2. Affirms that drinking water and sanitation services are global public goods. They should not be treated as private market commodities under circumstances where it infringes, limits or threatens the ecosystem, and public access to and control of freshwater. Drinking water and sanitation must be excluded as "goods," "services" and "investments" in all international, regional and bi-lateral trade agreements;

3. Affirms that negotiations on the GATS agreement should be suspended immediately to allow for proper impact assessments on the effects of liberalizing trade in services, both in the North and South, and room be made for an open debate on the desirability of such liberalization;

4. Recognizes that the E.U. petition to reclassify drinking water and sanitary services under the category of "Environmental Services" only serves to facilitate the commercial trade in drinking water and sanitary services under the GATS agreement, and that it should be withdrawn immediately;

5. Affirms that every human being has the right to clean and affordable water.
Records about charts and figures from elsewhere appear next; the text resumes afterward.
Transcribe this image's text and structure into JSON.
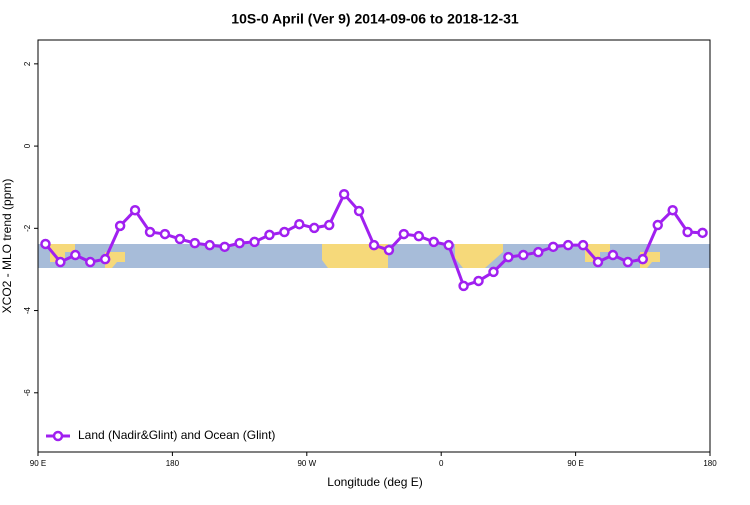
{
  "chart_data": {
    "type": "line",
    "title": "10S-0 April (Ver 9)   2014-09-06 to 2018-12-31",
    "x_label": "Longitude (deg E)",
    "y_label": "XCO2 - MLO trend (ppm)",
    "x": [
      95,
      105,
      115,
      125,
      135,
      145,
      155,
      165,
      175,
      185,
      195,
      205,
      215,
      225,
      235,
      245,
      255,
      265,
      275,
      285,
      295,
      305,
      315,
      325,
      335,
      345,
      355,
      365,
      375,
      385,
      395,
      405,
      415,
      425,
      435,
      445,
      455,
      465,
      475,
      485,
      495,
      505,
      515,
      525,
      535
    ],
    "series": [
      {
        "name": "Land (Nadir&Glint) and Ocean (Glint)",
        "color": "#a020f0",
        "values": [
          -2.38,
          -2.82,
          -2.65,
          -2.82,
          -2.75,
          -1.94,
          -1.56,
          -2.09,
          -2.14,
          -2.26,
          -2.36,
          -2.41,
          -2.45,
          -2.36,
          -2.33,
          -2.16,
          -2.09,
          -1.9,
          -1.99,
          -1.92,
          -1.17,
          -1.58,
          -2.41,
          -2.53,
          -2.14,
          -2.19,
          -2.33,
          -2.41,
          -3.4,
          -3.28,
          -3.06,
          -2.7,
          -2.65,
          -2.58,
          -2.45,
          -2.41,
          -2.41,
          -2.82,
          -2.65,
          -2.82,
          -2.75,
          -1.92,
          -1.56,
          -2.09,
          -2.11
        ]
      }
    ],
    "xlim": [
      90,
      540
    ],
    "xticks": [
      {
        "value": 90,
        "label": "90 E"
      },
      180,
      {
        "value": 270,
        "label": "90 W"
      },
      {
        "value": 360,
        "label": "0"
      },
      {
        "value": 450,
        "label": "90 E"
      },
      {
        "value": 540,
        "label": "180"
      }
    ],
    "ylim": [
      -7.44,
      2.58
    ],
    "yticks": [
      -6,
      -4,
      -2,
      0,
      2
    ],
    "legend": "bottom-left"
  }
}
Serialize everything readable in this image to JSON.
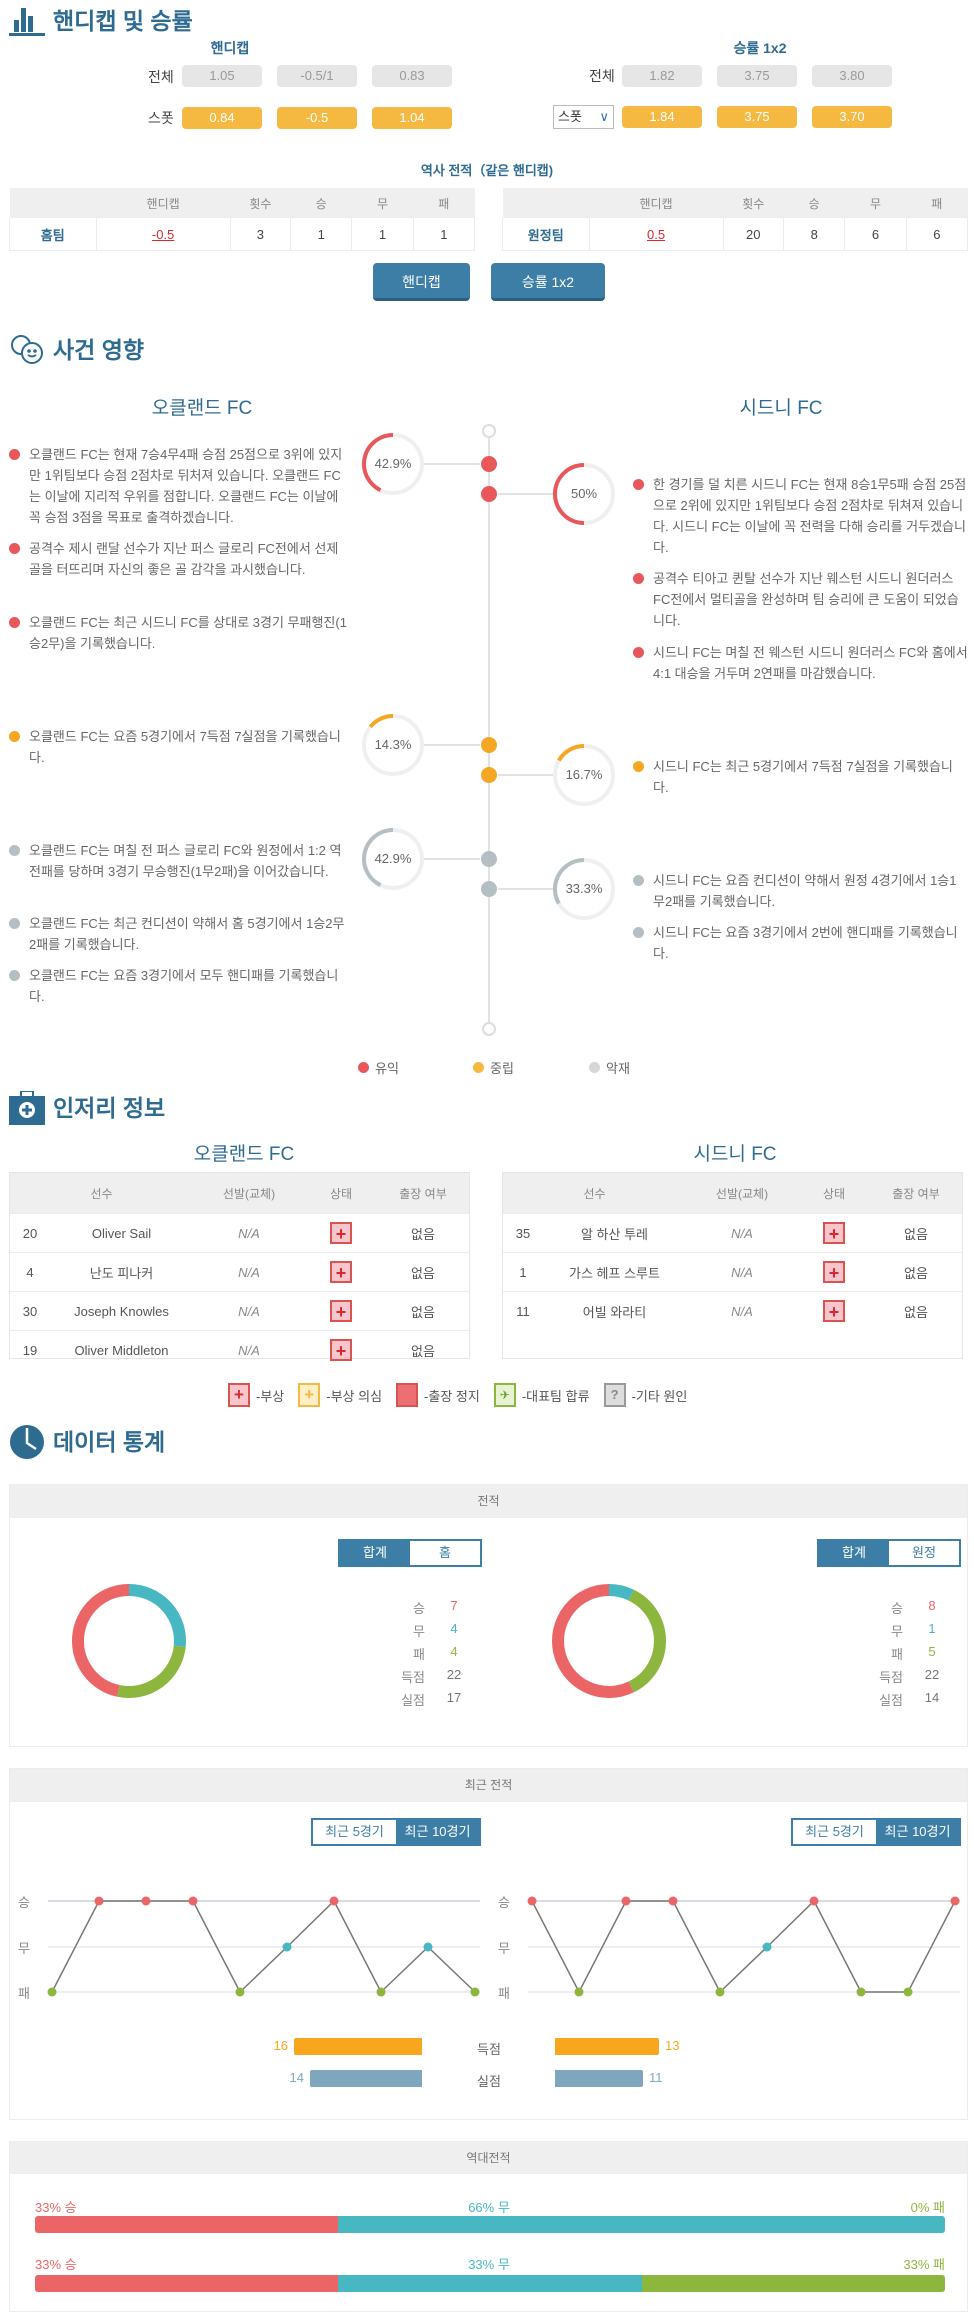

Government policies should ensure that all individuals have access to a water "lifeline" and basic sanitation and that no one is cut-off from water due to inability to pay;

6. Affirms that access to international loans and debt reduction programs should not be used to impose water privatization policies. E.U. Executive Directors of International Financial Institutions (IMF, World Bank and regional development banks) should not approve loans that include conditions requiring the privatization (or public/private partnerships) of public water, or increases in consumer water fees for those who earn less than the minimum wage or fall below the national poverty line;

7. Affirms that the E.U. firmly commit itself to meet the Millenium Development Goals as they pertain to drinking water and sanitation;

8. Upholds the principle that all members of society, not merely governments, international institutions or private sector investors, but especially local civil society organizations, including women, religious organizations, environmental groups, indigenous peoples, farmers, teachers and citizens' committees, should directly and meaningfully participate in overseeing decisions about the conservation, distribution, use and management of drinking water and sanitation services in their communities, localities and regions;

9. Ensures that adequate E.U. funding is available to maintain universal access to clean and affordable drinking water and sanitation services and to rehabilitate and expand the public water and sanitation infrastructure; and certify that direct and indirect sources of water pollution, including factories, refineries, commercial agriculture and wastewater treatment plants, are adequately regulated and held accountable for the pollution they cause.